The Ministry of Finance supports this notion and recently published a report which addresses the currently complicated regime on foreign investment by proposing a more streamlined framework. The report gears more on foreign portfolio investment and less on foreign direct investment, however recommendations impact both areas.
The report follows on from recent regulations designed to simplify the foreign investment regime – an example being the Consolidated FDI Circular that became effective on 1st April 2010.
Historically the Indian Government opened up various modes of investment to foreigners from 1991 – for example foreign direct investment (FDI), foreign institutional investment (FII), non-resident Indian (NRI) investment, overseas corporate body (OCB) investments and foreign venture capital investments (FVCI) – all of which were subject to varying regulations and serving distinctly different purposes.
However, the last decade has seen continuing regulatory changes which have diluted the distinctions between various investor classes and such overlap has allowed the availability of multiple classes resulting in doubts for foreign investors when it came to opting for the appropriate investment route to adopt in order to invest in India.
The Ministry of Finance thus reviewed the entire policy on portfolio investments and issued its main recommendations as follows:
- Qualified Foreign Investor (QFI) Scheme: It’s recommended that all portfolio investments be brought in through a common scheme which means the current NRI, FII and FVCI regimes are being collapsed into the QFI scheme.

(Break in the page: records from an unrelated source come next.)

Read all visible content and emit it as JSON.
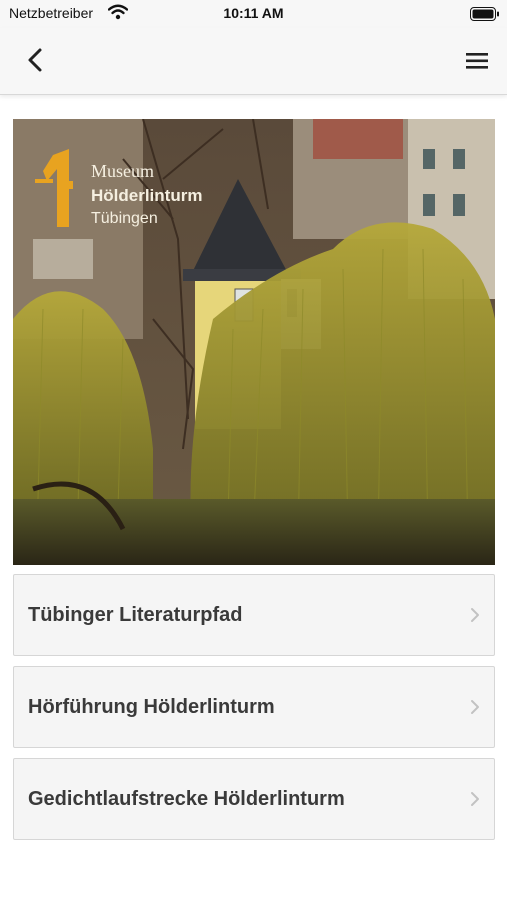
{
  "status_bar": {
    "carrier": "Netzbetreiber",
    "time": "10:11 AM"
  },
  "nav": {
    "back_icon": "chevron-left-icon",
    "menu_icon": "hamburger-menu-icon"
  },
  "hero": {
    "logo_line1": "Museum",
    "logo_line2": "Hölderlinturm",
    "logo_line3": "Tübingen",
    "logo_color": "#e8a320"
  },
  "menu_items": [
    {
      "label": "Tübinger Literaturpfad"
    },
    {
      "label": "Hörführung Hölderlinturm"
    },
    {
      "label": "Gedichtlaufstrecke Hölderlinturm"
    }
  ],
  "colors": {
    "bar_background": "#f7f7f7",
    "item_background": "#f5f5f5",
    "item_text": "#3a3a3a",
    "chevron": "#c2c2c2"
  }
}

- Percentage Limits: Investment into unlisted or listed securities of an Indian company would be considered as portfolio investment up to 10% shares in each company. If the shareholding is in excess of 10%, then it will be considered as FDI and hence governed under the appropriate policy.
- Participatory Notes: It’s recommended that “SEBI should have the final right to demand details about the end investor in cases of needed investigations”. Moreover, it is expected that a streamlined QFI framework will encourage investors to participate directly in the Indian markets rather than through indirect offshore instruments.
- Debt Instruments: The QFI model is to be extended to debt investments as well in the Indian markets.
- Legal Process: Recommendations propose creating a more transparent legal process including the creation of firstly a financial sector appellate tribunal (to hear appeals on capital flows and management regulations), secondly an institution of processes of public consultation (before issuance of law or policy) and thirdly the creation of “user-friendly access to the law through public information systems”.
Having proposed the changes towards simplifying the policy on portfolio investments one should note that the extent to which these proposals would be translated into action is not yet apparent.
Nevertheless proposals for continued deregulation are noticeably being made and likely to continue as the region continues its financial expansion. With China announcing reduced GDP forecasts, India’s proposals for financial deregulation are likely to keep it in the lime-light as the favoured region for those looking to emerging markets for investment returns whilst the West remains sunken with debt.